黃日滿除了為對付瘋婆子而將廚房的飯櫃上鎖外,給他們臥室裏的抽屜也上了鎖,抽屜裏麵沒有吃的,抽屜裏麵是錢。瘋婆子不眼饞錢,眼饞錢的是梁小麗,所以就像瘋婆子眼饞開飯櫃鎖的鑰匙一樣,梁小麗也非常非常眼饞裝錢抽屜的鑰匙,但苦命的梁小麗苦苦相思那把鑰匙而不得,每次要錢仍是得從黃日滿手裏拿。而黃日滿居然將錢放在我房間的抽屜裏,根本沒有上鎖,而他臥室裏那讓梁小麗眼饞不已的鑰匙也特意另配了一把給我,告訴我可以自由地開啟那個抽屜,並說梁小麗數次在他黃日滿麵前說她梁小麗是多麼多麼渴望那把鑰匙。然而讓黃日滿非常非常失望的是他失算了,我不僅沒有開過他臥室的抽屜,就是連放我抽屜裏的錢,我也分文未動。

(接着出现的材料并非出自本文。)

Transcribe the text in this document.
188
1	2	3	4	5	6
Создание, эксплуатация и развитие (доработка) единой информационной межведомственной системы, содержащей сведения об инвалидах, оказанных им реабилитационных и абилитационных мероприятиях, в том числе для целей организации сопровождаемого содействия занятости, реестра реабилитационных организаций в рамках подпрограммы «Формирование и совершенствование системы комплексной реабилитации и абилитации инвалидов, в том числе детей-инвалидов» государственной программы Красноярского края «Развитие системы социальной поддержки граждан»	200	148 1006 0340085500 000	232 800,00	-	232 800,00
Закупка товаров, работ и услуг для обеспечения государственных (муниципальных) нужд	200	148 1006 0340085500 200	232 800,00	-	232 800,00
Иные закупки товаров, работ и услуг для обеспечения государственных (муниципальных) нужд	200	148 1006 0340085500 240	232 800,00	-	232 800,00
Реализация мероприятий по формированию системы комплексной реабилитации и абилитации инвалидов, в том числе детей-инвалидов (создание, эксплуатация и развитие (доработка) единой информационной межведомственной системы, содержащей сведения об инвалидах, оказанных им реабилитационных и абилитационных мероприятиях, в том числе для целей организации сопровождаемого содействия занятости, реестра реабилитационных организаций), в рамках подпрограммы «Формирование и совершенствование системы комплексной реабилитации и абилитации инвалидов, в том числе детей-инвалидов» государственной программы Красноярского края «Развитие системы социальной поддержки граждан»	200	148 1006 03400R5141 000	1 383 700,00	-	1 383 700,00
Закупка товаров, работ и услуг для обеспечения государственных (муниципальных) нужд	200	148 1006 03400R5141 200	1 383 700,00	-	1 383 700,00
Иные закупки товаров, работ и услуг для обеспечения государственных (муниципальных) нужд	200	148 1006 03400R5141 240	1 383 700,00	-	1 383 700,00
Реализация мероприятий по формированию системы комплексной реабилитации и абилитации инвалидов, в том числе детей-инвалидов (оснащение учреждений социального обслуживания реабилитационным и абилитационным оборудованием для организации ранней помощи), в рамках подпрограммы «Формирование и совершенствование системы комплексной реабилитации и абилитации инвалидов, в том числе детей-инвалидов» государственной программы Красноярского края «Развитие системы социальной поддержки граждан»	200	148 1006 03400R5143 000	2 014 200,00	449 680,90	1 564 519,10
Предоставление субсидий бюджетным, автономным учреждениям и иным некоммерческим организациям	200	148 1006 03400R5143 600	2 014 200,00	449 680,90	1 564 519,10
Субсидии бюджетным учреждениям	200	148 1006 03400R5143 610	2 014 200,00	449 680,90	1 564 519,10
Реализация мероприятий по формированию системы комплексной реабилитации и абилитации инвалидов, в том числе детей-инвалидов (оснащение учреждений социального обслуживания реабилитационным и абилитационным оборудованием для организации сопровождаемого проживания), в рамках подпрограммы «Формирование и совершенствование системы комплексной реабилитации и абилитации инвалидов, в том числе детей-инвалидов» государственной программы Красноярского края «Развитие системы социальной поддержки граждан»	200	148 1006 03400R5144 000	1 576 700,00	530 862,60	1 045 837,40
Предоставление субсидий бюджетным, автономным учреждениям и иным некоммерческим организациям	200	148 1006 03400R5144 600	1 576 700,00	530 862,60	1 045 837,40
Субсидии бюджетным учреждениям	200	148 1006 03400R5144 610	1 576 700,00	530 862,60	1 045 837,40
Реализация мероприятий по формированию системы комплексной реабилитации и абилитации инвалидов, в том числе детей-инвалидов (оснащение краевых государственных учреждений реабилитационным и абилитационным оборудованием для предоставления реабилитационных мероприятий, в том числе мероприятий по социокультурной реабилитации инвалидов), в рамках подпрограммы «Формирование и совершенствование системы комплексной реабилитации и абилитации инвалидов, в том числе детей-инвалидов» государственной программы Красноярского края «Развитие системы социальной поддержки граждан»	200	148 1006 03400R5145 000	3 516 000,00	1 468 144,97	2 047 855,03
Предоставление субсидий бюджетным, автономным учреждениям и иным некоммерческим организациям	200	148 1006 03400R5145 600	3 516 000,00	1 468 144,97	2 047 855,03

此外,黃日滿再三強調如果我上了他的床,一定會比梁小麗在這個家庭裏更有權威,家裏什麼事都是你說一是一說二是二。關於“說一是一說二是二”這一點,梁小麗一直在夢想,但也僅僅是夢想而已,黃日滿當爺爺的欲望同他的性欲一樣強烈。
黃日滿還說:“你一定要衡量好了利害關係,將來是一輩子做個小雞巴護士,還是當博士教授,兩者的天壤之別是根本不用說的。給我做小寶貝不過是幾年的事兒,當一輩子給病人打針翻身倒尿盆的熊鱉護士可是至少幾十年的事兒呀,你算算這筆帳吧!”

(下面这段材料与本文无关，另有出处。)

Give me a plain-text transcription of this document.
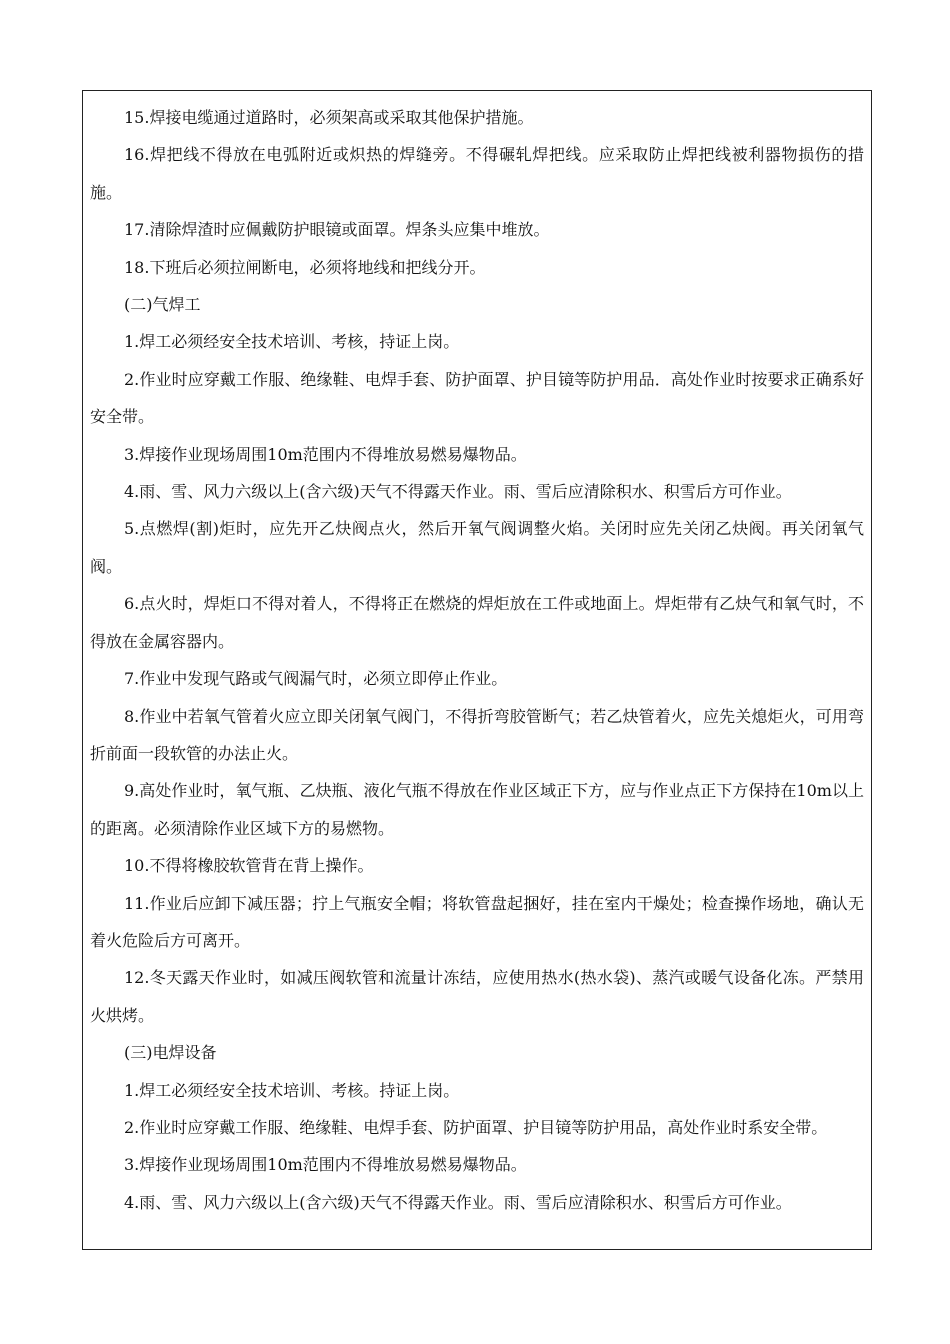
15.焊接电缆通过道路时，必须架高或采取其他保护措施。

16.焊把线不得放在电弧附近或炽热的焊缝旁。不得碾轧焊把线。应采取防止焊把线被利器物损伤的措施。

17.清除焊渣时应佩戴防护眼镜或面罩。焊条头应集中堆放。

18.下班后必须拉闸断电，必须将地线和把线分开。

(二)气焊工

1.焊工必须经安全技术培训、考核，持证上岗。

2.作业时应穿戴工作服、绝缘鞋、电焊手套、防护面罩、护目镜等防护用品．高处作业时按要求正确系好安全带。

3.焊接作业现场周围10m范围内不得堆放易燃易爆物品。

4.雨、雪、风力六级以上(含六级)天气不得露天作业。雨、雪后应清除积水、积雪后方可作业。

5.点燃焊(割)炬时，应先开乙炔阀点火，然后开氧气阀调整火焰。关闭时应先关闭乙炔阀。再关闭氧气阀。

6.点火时，焊炬口不得对着人，不得将正在燃烧的焊炬放在工件或地面上。焊炬带有乙炔气和氧气时，不得放在金属容器内。

7.作业中发现气路或气阀漏气时，必须立即停止作业。

8.作业中若氧气管着火应立即关闭氧气阀门，不得折弯胶管断气；若乙炔管着火，应先关熄炬火，可用弯折前面一段软管的办法止火。

9.高处作业时，氧气瓶、乙炔瓶、液化气瓶不得放在作业区域正下方，应与作业点正下方保持在10m以上的距离。必须清除作业区域下方的易燃物。

10.不得将橡胶软管背在背上操作。

11.作业后应卸下减压器；拧上气瓶安全帽；将软管盘起捆好，挂在室内干燥处；检查操作场地，确认无着火危险后方可离开。

12.冬天露天作业时，如减压阀软管和流量计冻结，应使用热水(热水袋)、蒸汽或暖气设备化冻。严禁用火烘烤。

(三)电焊设备

1.焊工必须经安全技术培训、考核。持证上岗。

2.作业时应穿戴工作服、绝缘鞋、电焊手套、防护面罩、护目镜等防护用品，高处作业时系安全带。

3.焊接作业现场周围10m范围内不得堆放易燃易爆物品。

4.雨、雪、风力六级以上(含六级)天气不得露天作业。雨、雪后应清除积水、积雪后方可作业。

結果,我仍然是做了一個非常不符合利益最大化原則的選擇,仿佛冥冥之中有雙明亮的眼睛在看著我做到的這一切。常聽說“老天有眼呀”或者“老天啊,你睜開眼看看吧”,這就是說天是有眼的。不過天眼在何方,永遠無人可知,我想,天眼就應該是在無處不在的地方,就是說,天眼無處在又無處不在。就是這樣的一雙無處在又無處不在的天眼在看著一個傲骨錚錚、纖弱聖潔的女兒,做出一份自我感覺是壯麗淒美到了極致的選擇,我為自己感動得落淚。我在夢中對媽媽說:“放心吧,我還是你純潔無邪的赤子,不信你看,我的赤子之心仍然完好保留著呢。”並且每次,我這樣在夢裏說著的時候,我總能感受到我的生活是聖潔的詩情畫意,聖潔的背景音樂或是漁舟唱晚或是春江花月夜或是平沙落雁或是十麵埋伏或是化蝶。我不無悲哀地想,我現在的生活不再是幸福的了,但它卻仍是聖潔的是詩情畫意的,聖潔的我仍然是當年的我,這樣的曲子仍然是悠悠幽幽,揚揚灑灑,仍然如漫天的雪花又似涓涓細流,仍然覆蓋了我的心靈,沁潤了我的靈魂,我的古典情結仍然完整豐潤。我悲傷遺憾的是,這樣的時候在夢裏,仍然沒有我渴望的詳細與清晰與明亮,夢中的畫麵仍然還是模模糊糊空蕩蕩,仍然是亂糟糟與黑乎乎,我仍然鬱悶地銳利地喊叫,回答我的仍然隻有可怕的回音,我自己的聲音仍然在夢中夢魘般不停回蕩回旋回去回來。母親的麵目仍然是非常模糊,我隻是想當然地認為她就是我的媽媽,我就是憑著這種想當然在夢中對她說:“媽,媽媽!我永遠是你的赤子,因為我的赤子之心仍然完整無缺。”